In July 1974, Blackhawk Films began selling its seven-chapter abridgement in Standard 8 mm and Super 8. Chapter I, The Torture Trap, was available by July 1, and Blackhawk planned to issue one chapter each month. Under a promotional offer, purchasers who bought the first six chapters by January 31, 1975, and retained their proofs of purchase could obtain the final chapter without charge. The complete edition subsequently remained available in Blackhawk's catalogs, with all seven chapters offered individually in both formats.

Alpha Video included the first episode, The Torture Trap, in the DVD compilation Thrillers of the Silent Screen, together with three other surviving silent films or serial episodes.

On April 17, 2018, Alpha released an abridged feature-length version of the serial on a region-free DVD-R. The black-and-white edition runs 132 minutes.

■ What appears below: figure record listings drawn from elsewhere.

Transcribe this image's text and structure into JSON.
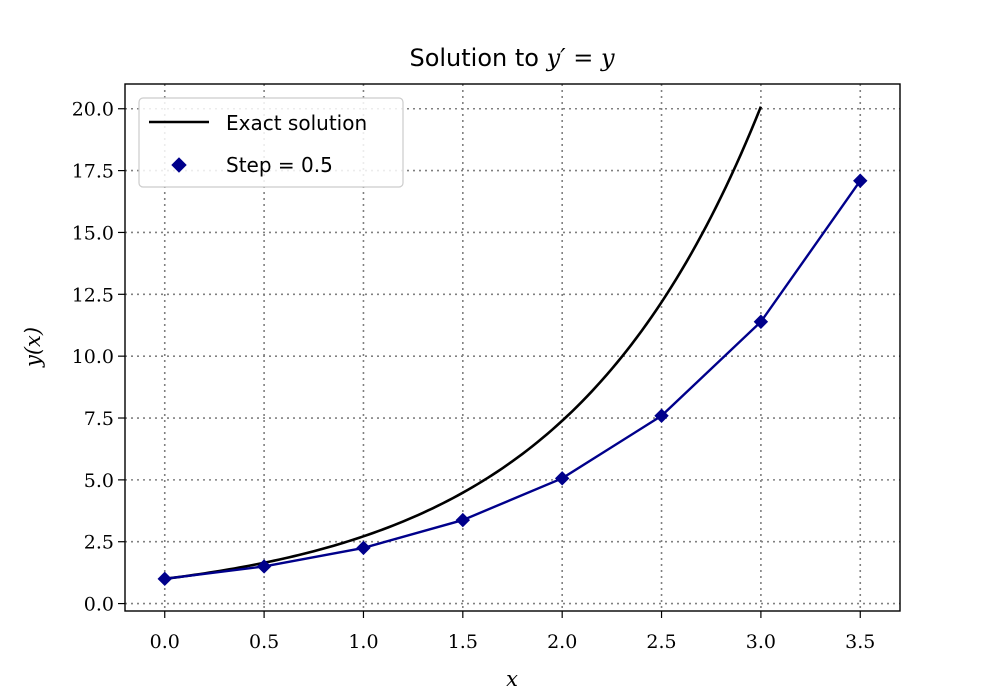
{
  "chart_data": {
    "type": "line",
    "title": {
      "text": "Solution to ",
      "math": "y′ = y"
    },
    "xlabel": "x",
    "ylabel": "y(x)",
    "xlim": [
      -0.2,
      3.7
    ],
    "ylim": [
      -0.3,
      21.0
    ],
    "xticks": [
      0.0,
      0.5,
      1.0,
      1.5,
      2.0,
      2.5,
      3.0,
      3.5
    ],
    "xtick_labels": [
      "0.0",
      "0.5",
      "1.0",
      "1.5",
      "2.0",
      "2.5",
      "3.0",
      "3.5"
    ],
    "yticks": [
      0.0,
      2.5,
      5.0,
      7.5,
      10.0,
      12.5,
      15.0,
      17.5,
      20.0
    ],
    "ytick_labels": [
      "0.0",
      "2.5",
      "5.0",
      "7.5",
      "10.0",
      "12.5",
      "15.0",
      "17.5",
      "20.0"
    ],
    "grid": true,
    "legend_position": "top-left",
    "series": [
      {
        "name": "Exact solution",
        "style": "line",
        "color": "#000000",
        "function": "exp",
        "x_range": [
          0.0,
          3.0
        ]
      },
      {
        "name": "Step = 0.5",
        "style": "line-markers",
        "marker": "diamond",
        "color": "#00008b",
        "x": [
          0.0,
          0.5,
          1.0,
          1.5,
          2.0,
          2.5,
          3.0,
          3.5
        ],
        "values": [
          1.0,
          1.5,
          2.25,
          3.375,
          5.0625,
          7.59,
          11.39,
          17.09
        ]
      }
    ]
  }
}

Silent Era described its soundtrack as probably compiled from preexisting music.

Grapevine Video released another edition in August 2023. Its black-and-white presentation runs approximately 180 minutes and has a score composed and performed by David Drazin. It was issued on two region-free DVD-Rs, a single BD-R and as a digital download.

Silent Era identifies both standalone editions as likely derived from 16 mm reduction prints of an abridged version rather than from the substantially complete international archival restoration.